The Javan mouse-deer X chromosome [42] and karyotype [35] were formed as a result of many changes during cetartiodactyl genome evolution. Telomeres and centromeres in the Javan mouse-deer karyotype have prominent C-banded regions as well as interstitial C-bands. Ribosomal gene sequences might migrate with the surrounding heterochromatin onto sex chromosomes during genome rearrangements, particularly to the X chromosome, followed by subsequent fixation. It may also be possible that the adjacent abundant heterochromatin facilitated NOR transfer during recombination [43]. The NOR in a species of May bug (Melolontha melolontha) is surrounded by heterochromatin and exhibits the main features of fragile sites such as gaps, deletions and chromatid exchanges [14]. The NORs in Tragulus javanicus is also surrounded by heterochromatin and may be prone to fragile site behavior.

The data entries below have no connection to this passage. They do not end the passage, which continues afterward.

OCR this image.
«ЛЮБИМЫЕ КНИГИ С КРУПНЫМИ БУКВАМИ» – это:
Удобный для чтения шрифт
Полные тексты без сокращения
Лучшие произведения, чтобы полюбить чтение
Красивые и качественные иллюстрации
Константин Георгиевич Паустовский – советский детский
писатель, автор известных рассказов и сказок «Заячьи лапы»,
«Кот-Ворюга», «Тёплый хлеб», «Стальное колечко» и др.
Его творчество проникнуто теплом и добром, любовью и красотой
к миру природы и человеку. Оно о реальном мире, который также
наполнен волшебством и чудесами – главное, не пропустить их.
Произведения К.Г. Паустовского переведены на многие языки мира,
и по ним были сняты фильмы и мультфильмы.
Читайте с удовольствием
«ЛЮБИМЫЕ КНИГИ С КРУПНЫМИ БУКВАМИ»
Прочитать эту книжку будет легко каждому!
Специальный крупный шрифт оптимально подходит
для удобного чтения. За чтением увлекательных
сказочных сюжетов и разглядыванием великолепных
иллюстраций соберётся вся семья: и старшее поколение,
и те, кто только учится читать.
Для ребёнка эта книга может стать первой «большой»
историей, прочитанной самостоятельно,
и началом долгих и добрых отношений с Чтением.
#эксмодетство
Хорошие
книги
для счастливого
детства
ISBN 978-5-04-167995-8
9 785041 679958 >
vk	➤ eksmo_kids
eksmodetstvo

It also remains unknown whether this positioning of the NOR provided a selective advantage for the species. In meiosis, there is a recombination block in NORs, heterochromatic, and highly repeated sequences [25,44]. But in Lemniscomys barbarus (Muridae, Rodentia) [25] the NOR sequences translocated onto sex chromosomes promoted the increase in the recombination region. In this species, X-Y pairing proceeds beyond the pseudoautosomal region colocalizing with the silent ribosomal sequences and heterochromatin [25]. Such an increase of the recombination region may lead to new genetic variants providing selective advantages, leading to a fixation of the NORs on the sex chromosomes. It would be useful to study the X-Y recombination region in Javan mouse-deer because the NORs sequences are adjacent to heterochromatic elements situated in these regions, like in L. barbarus [25].

It would be interesting to investigate whether the NOR is adjacent to the pseudoautosomal region (PAR) on both the X and the Y chromosome in Javan mouse-deer, as well as to inspect the NOR localization in other chevrotain species. Unfortunately, there is no whole genome sequence data or chromosome assembly for Tragulidae species available to design a Y chromosome PAR probe. Comparative cattle BAC mapping data indicate that PAR in Tragulus is likely to be situated on the q-arm of X chromosome immediately distal to the heterochromatic block [41]. Chromosome painting indicates that the euchromatin portion occupies only the distal part of the q-arm of the X [42], so it is possible that the NOR and the pseudoautosomal region are separated by a large heterochromatin block on the X. However, the location of the PAR on the T. javanicus Y chromosome is unknown. It is possible that the NOR and the PAR on the Javan mouse-deer Y chromosome are positioned similarly to the dog Y where the PAR and the NOR are separated by the centromeric heterochromatin block [45], but we cannot exclude p-arm localization of the PAR.

The sex chromosome (both the X and the Y) localization of the single active NOR surrounded by GC-rich heterochromatin in Javan mouse-deer represents a unique case among mammals and warrants further investigation of the link between ribosomal clusters and heterochromatin and also of the poorly understood role of NOR variation in karyotype and species evolution processes.